Running a business these days takes a lot of time, knowledge and hard work! One thing many companies don’t give as much thought to as they probably should, is their shipping service. This is an increasingly important consideration, especially given the continued rise of e-commerce and online consumerism. Put simply, online retail sales will peak at an estimated $370 billion in the year 2017, with the US and European markets growing at a particularly pronounced rate.
Whether you’re regularly delivering products to your customers, or you rely upon shipping to import goods; it’s important to have a good understanding of how this market works in the current climate. For example, do you know about the rules and restrictions placed upon you when you’re importing goods from another country? If you don’t, you could end up putting your business in jeopardy as you branch out towards an international marketplace.

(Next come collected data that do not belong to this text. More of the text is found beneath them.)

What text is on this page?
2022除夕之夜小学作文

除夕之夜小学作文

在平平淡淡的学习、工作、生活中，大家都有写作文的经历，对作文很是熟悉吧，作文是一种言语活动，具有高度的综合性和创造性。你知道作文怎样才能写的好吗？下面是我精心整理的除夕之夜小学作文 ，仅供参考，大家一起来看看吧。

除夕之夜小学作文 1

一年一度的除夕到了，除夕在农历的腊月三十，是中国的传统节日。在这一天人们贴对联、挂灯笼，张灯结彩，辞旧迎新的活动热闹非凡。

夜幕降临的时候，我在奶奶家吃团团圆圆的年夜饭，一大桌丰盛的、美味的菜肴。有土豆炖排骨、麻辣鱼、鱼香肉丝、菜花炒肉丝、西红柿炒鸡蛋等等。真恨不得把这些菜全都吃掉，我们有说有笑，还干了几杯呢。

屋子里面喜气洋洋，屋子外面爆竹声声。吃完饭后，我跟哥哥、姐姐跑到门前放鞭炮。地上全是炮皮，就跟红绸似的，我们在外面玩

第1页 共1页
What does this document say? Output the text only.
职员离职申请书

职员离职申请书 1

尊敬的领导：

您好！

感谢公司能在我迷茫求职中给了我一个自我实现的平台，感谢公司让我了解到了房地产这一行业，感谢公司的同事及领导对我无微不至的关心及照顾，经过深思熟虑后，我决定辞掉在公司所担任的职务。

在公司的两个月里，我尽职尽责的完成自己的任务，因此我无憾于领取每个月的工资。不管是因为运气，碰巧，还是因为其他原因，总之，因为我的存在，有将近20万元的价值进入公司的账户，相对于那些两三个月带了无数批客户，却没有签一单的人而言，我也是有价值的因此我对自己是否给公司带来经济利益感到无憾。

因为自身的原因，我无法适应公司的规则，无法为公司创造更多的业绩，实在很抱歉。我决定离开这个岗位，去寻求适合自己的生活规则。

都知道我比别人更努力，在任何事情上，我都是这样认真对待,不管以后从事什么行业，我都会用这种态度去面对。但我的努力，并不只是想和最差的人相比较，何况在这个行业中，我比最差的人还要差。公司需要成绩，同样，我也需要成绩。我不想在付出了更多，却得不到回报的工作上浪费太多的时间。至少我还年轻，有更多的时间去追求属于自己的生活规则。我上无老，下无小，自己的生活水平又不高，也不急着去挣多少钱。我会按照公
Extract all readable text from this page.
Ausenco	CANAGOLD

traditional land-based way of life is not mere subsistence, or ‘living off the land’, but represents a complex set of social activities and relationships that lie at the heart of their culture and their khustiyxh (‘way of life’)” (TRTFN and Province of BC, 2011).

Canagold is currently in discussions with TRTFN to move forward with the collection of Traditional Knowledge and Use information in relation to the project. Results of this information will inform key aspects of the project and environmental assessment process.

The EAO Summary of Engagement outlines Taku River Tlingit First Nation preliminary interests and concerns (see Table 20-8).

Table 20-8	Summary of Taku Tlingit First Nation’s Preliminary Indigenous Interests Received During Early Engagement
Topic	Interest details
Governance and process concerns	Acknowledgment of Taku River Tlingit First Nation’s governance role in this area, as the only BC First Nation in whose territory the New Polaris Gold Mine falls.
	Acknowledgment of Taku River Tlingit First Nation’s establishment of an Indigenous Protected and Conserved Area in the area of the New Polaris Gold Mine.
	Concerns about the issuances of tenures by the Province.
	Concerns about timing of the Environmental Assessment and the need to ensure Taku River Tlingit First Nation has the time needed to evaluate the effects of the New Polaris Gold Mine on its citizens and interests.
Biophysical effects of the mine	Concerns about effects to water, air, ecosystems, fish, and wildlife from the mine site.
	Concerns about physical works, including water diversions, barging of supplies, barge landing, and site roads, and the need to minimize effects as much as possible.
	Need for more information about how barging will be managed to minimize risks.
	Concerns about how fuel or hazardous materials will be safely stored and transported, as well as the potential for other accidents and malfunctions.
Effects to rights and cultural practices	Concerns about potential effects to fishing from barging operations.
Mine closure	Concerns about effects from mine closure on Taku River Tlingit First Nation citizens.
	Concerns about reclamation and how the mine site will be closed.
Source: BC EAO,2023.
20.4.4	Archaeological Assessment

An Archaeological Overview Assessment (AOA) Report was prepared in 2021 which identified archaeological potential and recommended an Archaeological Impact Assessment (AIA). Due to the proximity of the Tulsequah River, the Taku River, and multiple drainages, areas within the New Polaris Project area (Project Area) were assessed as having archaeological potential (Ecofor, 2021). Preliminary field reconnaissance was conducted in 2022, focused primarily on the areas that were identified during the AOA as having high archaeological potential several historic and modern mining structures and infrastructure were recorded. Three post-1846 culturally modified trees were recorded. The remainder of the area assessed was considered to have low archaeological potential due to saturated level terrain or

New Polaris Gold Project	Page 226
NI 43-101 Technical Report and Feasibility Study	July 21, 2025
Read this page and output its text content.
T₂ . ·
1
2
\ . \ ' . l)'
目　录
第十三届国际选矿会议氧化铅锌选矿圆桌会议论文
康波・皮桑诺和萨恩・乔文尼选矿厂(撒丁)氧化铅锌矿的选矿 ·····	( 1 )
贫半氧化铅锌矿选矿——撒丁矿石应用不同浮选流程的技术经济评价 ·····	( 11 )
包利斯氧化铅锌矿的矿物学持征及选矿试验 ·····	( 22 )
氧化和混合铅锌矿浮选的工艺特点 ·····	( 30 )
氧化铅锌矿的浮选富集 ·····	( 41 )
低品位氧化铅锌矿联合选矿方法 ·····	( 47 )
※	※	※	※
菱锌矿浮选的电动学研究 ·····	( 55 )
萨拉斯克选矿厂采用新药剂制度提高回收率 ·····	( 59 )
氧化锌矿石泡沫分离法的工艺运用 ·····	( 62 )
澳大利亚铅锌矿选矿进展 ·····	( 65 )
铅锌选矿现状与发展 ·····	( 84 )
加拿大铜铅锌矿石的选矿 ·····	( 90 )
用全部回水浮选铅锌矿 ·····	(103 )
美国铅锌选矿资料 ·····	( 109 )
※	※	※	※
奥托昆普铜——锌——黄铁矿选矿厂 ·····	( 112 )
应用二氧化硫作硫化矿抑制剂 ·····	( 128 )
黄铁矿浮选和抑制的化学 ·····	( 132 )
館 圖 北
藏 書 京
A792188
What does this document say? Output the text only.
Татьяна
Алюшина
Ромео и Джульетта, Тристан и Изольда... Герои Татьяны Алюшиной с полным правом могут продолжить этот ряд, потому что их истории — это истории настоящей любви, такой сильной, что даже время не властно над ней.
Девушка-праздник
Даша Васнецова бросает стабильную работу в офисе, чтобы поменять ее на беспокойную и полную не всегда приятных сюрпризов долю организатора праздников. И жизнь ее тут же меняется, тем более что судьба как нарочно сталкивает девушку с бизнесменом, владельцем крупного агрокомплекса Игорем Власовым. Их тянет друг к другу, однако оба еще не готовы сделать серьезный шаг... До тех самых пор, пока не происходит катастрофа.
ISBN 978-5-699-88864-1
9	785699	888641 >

Below you’ll discover everything you need to know about international e-commerce shipping.
Costs and taxes
While technology has made it a lot easier for small businesses to expand on a global level, it hasn’t necessarily taught them what this actually involves. In terms of costs, you not only have to think about the general cost of shipping, but also any taxes and duty costs that might apply.
In the world of e-commerce shipping, this is known as “landed cost”. It’s vital you work out what your landing costs are going to be before you decide how much to price your products and how much to charge the customer for shipping. If you don’t double check the costs before sending a parcel, the courier could ask the customer to pay the additional fees – something they are likely to refuse!
Another very important thing to determine is whether there are any restrictions on the goods you wish to import. If you are importing goods from Japan for example, some types of products will require an import license. TNT has a great short guide to help when importing goods from Japan. You can also find a great list of restricted goods on the Gov.UK website.
With international shipping, timing is everything. Customers expect to receive their goods as quickly as possible. Now, generally shipping from a foreign country can take week, especially when you’re having goods shipped from Asia. However, there are faster shipping options available to you; you just need to make sure you’re charging enough to cover the costs.
Overall, there are a lot of things to consider when dealing with international e-commerce shipping. Many small businesses end up losing a lot of money simply because they fail to understand the basics behind foreign shipping. The above are three of the most important factors to consider if you want to avoid being one of them, or if you have any aspirations of thriving in the competitive e-commerce space.